この奇跡を喜んだ垂仁天皇は、神社を「大虫神社」と称し、山頂から現在地に遷座させたとされています。この伝説は、古代における農業の重要性と、神社が果たした社会的役割を示す貴重な史料となっています。
平安時代以降の変遷
平安時代には『延喜式神名帳』に「越前国丹生郡 大虫神社 名神大」として記載され、朝廷からも重視される神社でした。名神大社とは、国家的な祭祀において特に重要視された神社であり、臨時祭には幣帛(神への供物)を奉られる格式を持っていました。

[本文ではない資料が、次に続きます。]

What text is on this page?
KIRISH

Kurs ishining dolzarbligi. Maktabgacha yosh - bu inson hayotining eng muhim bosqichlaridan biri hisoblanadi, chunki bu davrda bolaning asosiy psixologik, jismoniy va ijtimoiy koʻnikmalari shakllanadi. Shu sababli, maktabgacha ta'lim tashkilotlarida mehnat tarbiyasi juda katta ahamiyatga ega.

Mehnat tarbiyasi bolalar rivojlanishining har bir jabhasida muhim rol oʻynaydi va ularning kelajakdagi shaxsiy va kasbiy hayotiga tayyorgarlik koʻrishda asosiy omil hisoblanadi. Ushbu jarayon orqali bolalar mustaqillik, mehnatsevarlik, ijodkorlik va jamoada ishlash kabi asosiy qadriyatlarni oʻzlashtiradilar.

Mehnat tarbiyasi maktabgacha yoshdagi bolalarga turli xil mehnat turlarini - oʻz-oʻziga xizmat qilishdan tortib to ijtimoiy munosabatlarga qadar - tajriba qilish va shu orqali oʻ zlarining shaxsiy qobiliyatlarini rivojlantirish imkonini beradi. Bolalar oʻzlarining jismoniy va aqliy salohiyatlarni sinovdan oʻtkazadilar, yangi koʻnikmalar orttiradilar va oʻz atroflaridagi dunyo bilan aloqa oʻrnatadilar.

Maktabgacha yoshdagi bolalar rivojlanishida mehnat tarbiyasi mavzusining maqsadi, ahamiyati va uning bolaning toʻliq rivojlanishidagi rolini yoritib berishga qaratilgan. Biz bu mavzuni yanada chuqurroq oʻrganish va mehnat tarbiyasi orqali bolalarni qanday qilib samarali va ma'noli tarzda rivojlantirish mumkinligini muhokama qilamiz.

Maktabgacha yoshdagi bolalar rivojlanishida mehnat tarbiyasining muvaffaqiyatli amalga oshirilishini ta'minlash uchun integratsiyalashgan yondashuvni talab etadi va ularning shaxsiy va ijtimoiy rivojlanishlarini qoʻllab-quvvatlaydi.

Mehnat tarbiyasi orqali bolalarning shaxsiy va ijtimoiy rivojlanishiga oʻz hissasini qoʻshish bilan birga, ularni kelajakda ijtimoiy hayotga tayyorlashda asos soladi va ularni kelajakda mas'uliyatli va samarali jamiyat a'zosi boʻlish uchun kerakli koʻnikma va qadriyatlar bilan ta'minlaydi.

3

中世以降も地域の有力神社として存続し、戦国時代の混乱期を経ても信仰は途絶えることなく続きました。江戸時代には福井藩の庇護を受け、社殿の整備が行われました。
明治時代の社格制定では県社に列格され、第二次世界大戦後の神社制度改革を経て現在に至っています。
大虫神社(与謝野町)の歴史
創建と古代の信仰
京都府与謝野町の大虫神社も古代からの歴史を持ち、丹後国における重要な神社として『延喜式神名帳』に「丹後国与謝郡 大虫神社 名神大」として記載されています。加悦谷という肥沃な地域の守護神として、農業神・開拓神としての性格を持っていました。
地域との関わり
野田川流域の農業発展とともに信仰を集め、地域の精神的支柱として機能してきました。大江山連峰の麓という立地から、山岳信仰との関連も指摘されています。
祭神
越前市大虫神社の祭神
越前市の大虫神社は、天津日高彦火火出見命(あまつひこひこほほでみのみこと)を主祭神としています。この神は、日本神話において山幸彦として知られ、海神の娘・豊玉姫命と結婚し、神武天皇の祖父となった神です。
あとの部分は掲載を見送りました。